As CBC’s Paul Withers reported yesterday Clearwater Seafood left thousands of lobster traps in the water for longer than the 72 hours allowed by law.
We’re not talking an extra day here because of bad weather. Sometimes baited and unbaited traps would be left on the ocean floor for as long as 98 days at a time, and this environmentally unsound practice has been going on at least since 2014. Breaking the law this way saved the company huge amounts of money. We talked with Shannon Arnold of the Ecology Action Centre to find out more, and what she told us is pretty alarming.

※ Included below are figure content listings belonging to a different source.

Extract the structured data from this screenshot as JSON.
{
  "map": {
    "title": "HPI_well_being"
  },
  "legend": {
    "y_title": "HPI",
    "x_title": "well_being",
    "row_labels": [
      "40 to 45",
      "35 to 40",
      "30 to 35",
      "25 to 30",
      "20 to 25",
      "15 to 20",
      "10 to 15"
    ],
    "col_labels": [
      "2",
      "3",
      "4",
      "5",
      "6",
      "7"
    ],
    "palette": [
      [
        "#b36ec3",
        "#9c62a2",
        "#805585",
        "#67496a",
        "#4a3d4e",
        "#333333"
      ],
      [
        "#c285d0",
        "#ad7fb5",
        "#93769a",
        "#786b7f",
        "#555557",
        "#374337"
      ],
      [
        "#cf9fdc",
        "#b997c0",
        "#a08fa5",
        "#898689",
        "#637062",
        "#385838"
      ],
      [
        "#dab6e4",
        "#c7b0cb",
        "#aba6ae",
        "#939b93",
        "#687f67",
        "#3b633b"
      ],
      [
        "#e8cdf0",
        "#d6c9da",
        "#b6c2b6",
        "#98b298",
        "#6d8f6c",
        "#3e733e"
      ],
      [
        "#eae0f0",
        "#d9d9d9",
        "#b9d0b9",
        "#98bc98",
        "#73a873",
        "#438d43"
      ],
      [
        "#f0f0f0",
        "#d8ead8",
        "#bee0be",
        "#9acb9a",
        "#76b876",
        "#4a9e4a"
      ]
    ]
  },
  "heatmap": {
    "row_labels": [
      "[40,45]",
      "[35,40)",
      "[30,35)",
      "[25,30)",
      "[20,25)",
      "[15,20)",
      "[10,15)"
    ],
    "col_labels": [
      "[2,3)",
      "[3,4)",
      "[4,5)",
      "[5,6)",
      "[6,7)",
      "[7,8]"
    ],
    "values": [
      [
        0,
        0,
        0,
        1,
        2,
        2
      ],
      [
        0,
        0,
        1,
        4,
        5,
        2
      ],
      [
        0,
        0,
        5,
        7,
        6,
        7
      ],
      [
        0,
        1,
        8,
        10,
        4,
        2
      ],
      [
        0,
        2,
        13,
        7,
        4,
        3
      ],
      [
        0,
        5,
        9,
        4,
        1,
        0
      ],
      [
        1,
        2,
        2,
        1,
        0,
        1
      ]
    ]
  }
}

A letter written by Joanne Light to federal Fisheries minister Dominic Leblanc. She pleads for a radical rethink of the proposed twinned Avon River causeway in Windsor. Endangered salmon cannot enter the Avon River to spawn, and that should be fixed. Leblanc knows what to do, after all, a couple of years ago he helped fix a similar problem in the Peticodiac River, in his own riding.

Chances are that Justin Trudeau,federal ministers and Stephen McNeil are going to find their inboxes and Facebook and Twitter timelines rather full this week. The group that is trying to stop Alton Gas from dumping brine into the vulnerable Shubenacadie River kicked off a one-week social media blitz to make the politicians aware of the issues.